In general, surgical specialties reported a slightly higher willingness to help than primary care physicians: 58% of neurosurgeons and 51% of orthopaedic surgeons, compared with 51% of family physicians and 48% of internists.
Even though a significant portion of physicians report their willingness to provide emergency care, not all physicians are confident in their ability to do so. “I would be worried I could not provide effective care,” said Shona Hillman, MD, a family medicine physician in Chicago. “I hope I would have the courage to provide CPR if it was needed, at least, or stop bleeding and call 911.” Upon reflection, she added, “Truth is, if you let yourself into the situation, adrenaline kicks in and you know what to do if you're trained.”
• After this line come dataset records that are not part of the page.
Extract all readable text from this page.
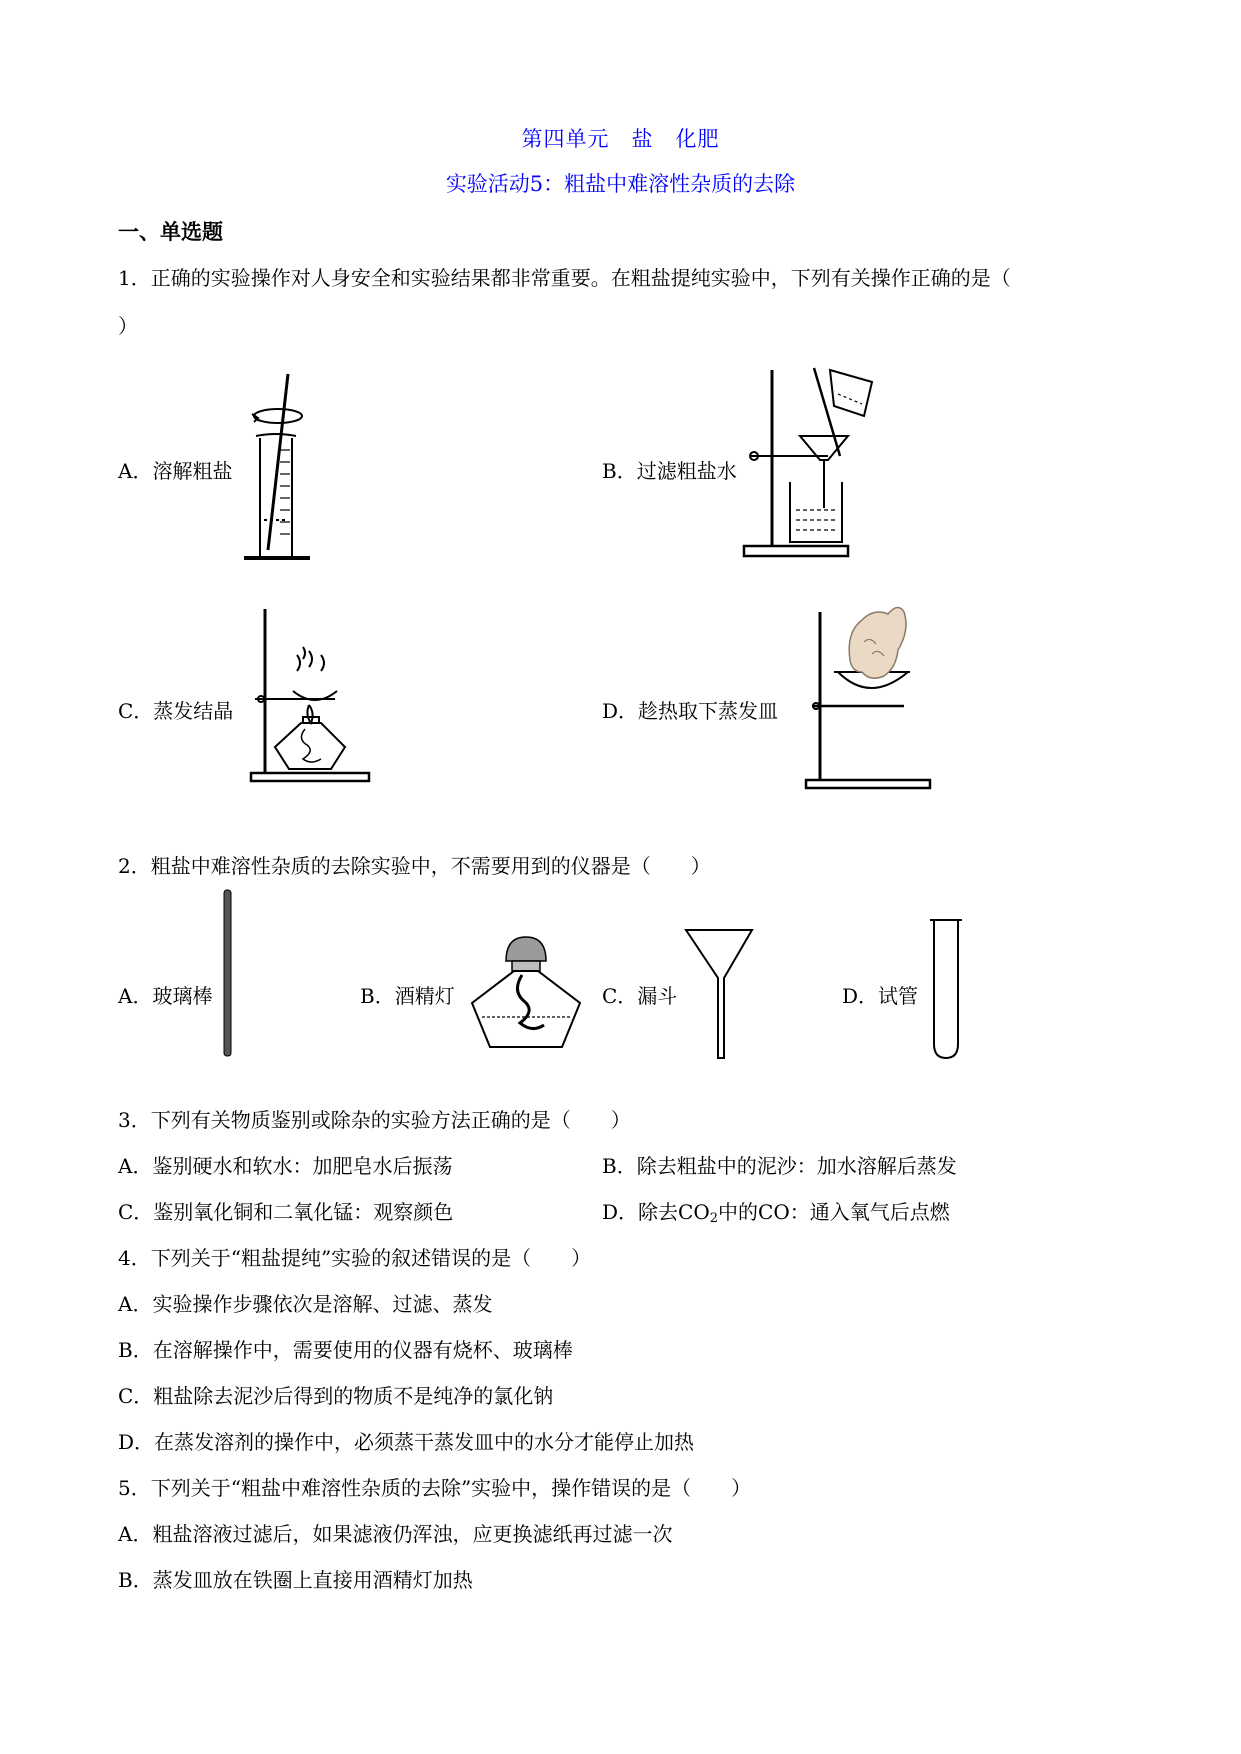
第四单元　盐　化肥
实验活动5：粗盐中难溶性杂质的去除
一、单选题
1．正确的实验操作对人身安全和实验结果都非常重要。在粗盐提纯实验中，下列有关操作正确的是（
）
A．溶解粗盐	B．过滤粗盐水
C．蒸发结晶	D．趁热取下蒸发皿
2．粗盐中难溶性杂质的去除实验中，不需要用到的仪器是（　　）
A．玻璃棒	B．酒精灯	C．漏斗	D．试管
3．下列有关物质鉴别或除杂的实验方法正确的是（　　）
A．鉴别硬水和软水：加肥皂水后振荡	B．除去粗盐中的泥沙：加水溶解后蒸发
C．鉴别氧化铜和二氧化锰：观察颜色	D．除去$CO_2$中的CO：通入氧气后点燃
4．下列关于“粗盐提纯”实验的叙述错误的是（　　）
A．实验操作步骤依次是溶解、过滤、蒸发
B．在溶解操作中，需要使用的仪器有烧杯、玻璃棒
C．粗盐除去泥沙后得到的物质不是纯净的氯化钠
D．在蒸发溶剂的操作中，必须蒸干蒸发皿中的水分才能停止加热
5．下列关于“粗盐中难溶性杂质的去除”实验中，操作错误的是（　　）
A．粗盐溶液过滤后，如果滤液仍浑浊，应更换滤纸再过滤一次
B．蒸发皿放在铁圈上直接用酒精灯加热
Based on the survey, men appear slightly more likely to provide emergency care outside of the workplace (51%) than women (48%). A possible explanation may be that there are more men than women in specialties that report the highest willingness to provide emergency care outside of work, such as general surgery, emergency medicine, and orthopaedic surgery. Notably, 33% of women surveyed are not sure what they would do, compared to 23% of men. It’s possible some women may choose to make a judgment call based on the specific situation and which other clinicians are around to help.
Inclination to assist with emergency situations also appears to increase with age, peaking with clinicians aged 65-69. While poll findings show this willingness declines around retirement age, clinicians aged 70 and older appear more likely to provide care than clinicians under the age of 40. One possible explanation is that with age often comes increased experience and confidence in one’s abilities, despite the care setting.
Some physicians are concerned about whether they would be covered under so-called “Good Samaritan laws,” which differ from state to state. Generally speaking, there is no legal obligation to provide care to a patient in need outside of the workplace. If a clinician provides care, it should be for stabilization of the patient only. Through Good Samaritan laws, clinicians have protections from ordinary negligence, but not gross, willful, or wanton negligence. In the air, physicians are covered under the Aviation Medical Assistance Act of 1998, which allows physicians to treat a patient in good faith when flying over the U.S. Although clinicians are typically covered through these laws, there are cases where clinicians have been sued for providing negligent emergency care.
Despite some concerns around providing care beyond the workplace, the majority of clinicians report they would aid in an emergency situation. Many clinicians feel a duty to provide this care, even though there is no legal requirement to do so.
Dr. Paul Holtrop, a neonatal/perinatology physician in Michigan sums up this duty and says he would provide emergency care outside of the workplace to the best of his ability. “We might not be the perfect specialist in a given situation, but we still probably know more than most of the other people around.”